Zitter tells of a patient who was essentially “a body,” shrunken and yellowed, being given emergency resuscitation that one nurse likened to torture; and of a man repeatedly taken from the nursing home to the ICU, because he had hand-written a note saying he wanted his life prolonged ‘at all costs.’ “We don’t give people graphic visuals of what those costs may be,” she says.

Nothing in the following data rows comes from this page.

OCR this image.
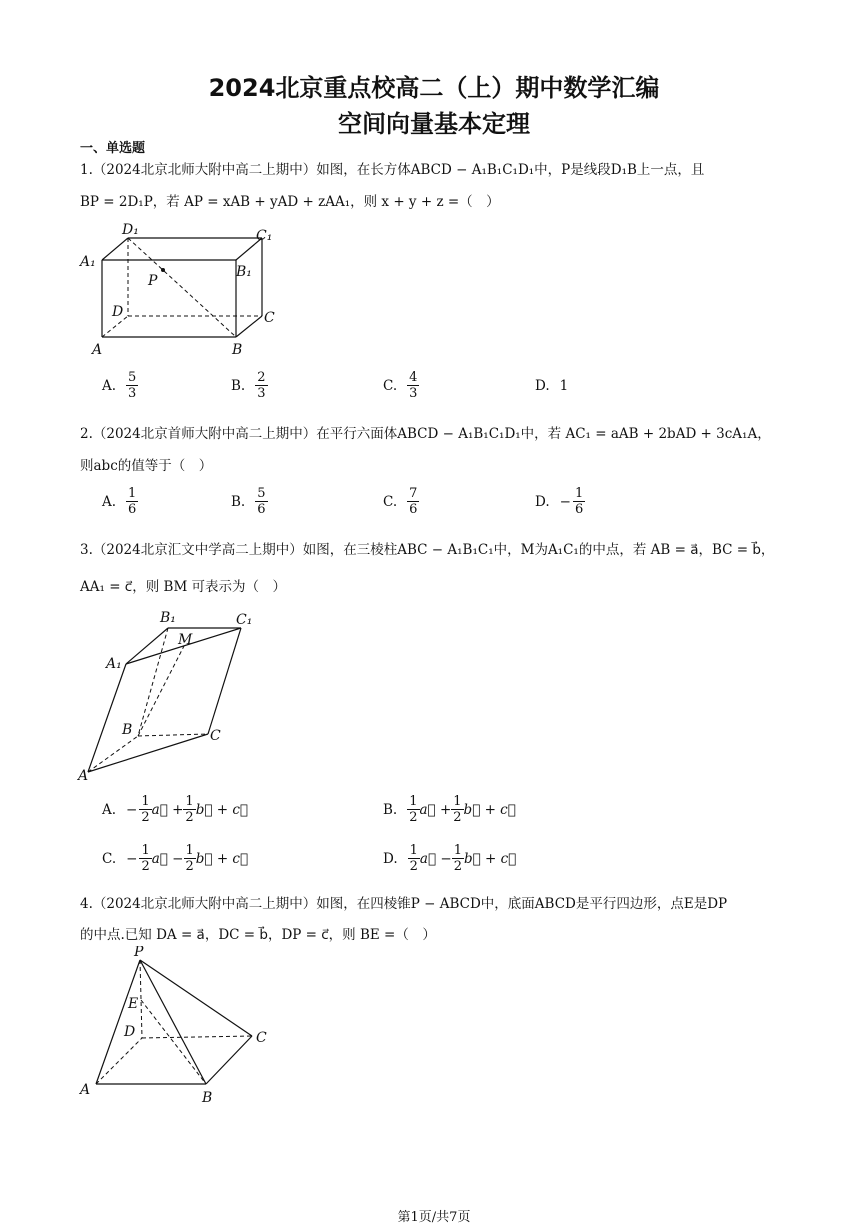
2024北京重点校高二（上）期中数学汇编
空间向量基本定理
一、单选题
1.（2024北京北师大附中高二上期中）如图，在长方体ABCD − A₁B₁C₁D₁中，P是线段D₁B上一点，且
BP = 2D₁P，若 AP = xAB + yAD + zAA₁，则 x + y + z =（　）
D₁	C₁
A₁
B₁
P
D	C
A	B
A. $\frac{5}{3}$	B. $\frac{2}{3}$	C. $\frac{4}{3}$	D. 1
2.（2024北京首师大附中高二上期中）在平行六面体ABCD − A₁B₁C₁D₁中，若 AC₁ = aAB + 2bAD + 3cA₁A，
则abc的值等于（　）
A. $\frac{1}{6}$	B. $\frac{5}{6}$	C. $\frac{7}{6}$	D. − $\frac{1}{6}$
3.（2024北京汇文中学高二上期中）如图，在三棱柱ABC − A₁B₁C₁中，M为A₁C₁的中点，若 AB = a⃗，BC = b⃗，
AA₁ = c⃗，则 BM 可表示为（　）
B₁	C₁
M
A₁
B	C
A
A. − $\frac{1}{2}$ a⃗ + $\frac{1}{2}$ b⃗ + c⃗	B. $\frac{1}{2}$ a⃗ + $\frac{1}{2}$ b⃗ + c⃗
C. − $\frac{1}{2}$ a⃗ − $\frac{1}{2}$ b⃗ + c⃗	D. $\frac{1}{2}$ a⃗ − $\frac{1}{2}$ b⃗ + c⃗
4.（2024北京北师大附中高二上期中）如图，在四棱锥P − ABCD中，底面ABCD是平行四边形，点E是DP
的中点.已知 DA = a⃗，DC = b⃗，DP = c⃗，则 BE =（　）
P
E
D	C
A	B
第1页/共7页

Asked why doctors don’t practice patient-centered care, Zitter cites two factors – in addition to the imbedded tradition of always providing treatment, and more treatment. One is the need for physicians to get paid for time spent on end-of-life discussion, something that seems perfectly rational but tends to get shouted down in the politicized healthcare arena. The second is equally simple: “If you don’t offer care, someone else will.”medical symbol

Asked by an audience member about what constitutes good care when cure is not an option, Zitter recommended that decision making in such cases should be made early on. “The possibility to cure gets me up in the morning,” she said, “but helping a dying person achieve a good death is equally satisfying.” While advance directives are useful, she points out, they are not enough. It’s important to talk extensively with friends and loved ones, and to create documents with the help of legal and/or healthcare professionals if possible. (A growing number of individuals and organizations are offering such services.) “But decisions have to start with the patient,” Zitter says. “The patient saying ‘do this’ or ‘don’t do that.'”

Otherwise, it’s onto the conveyor belt.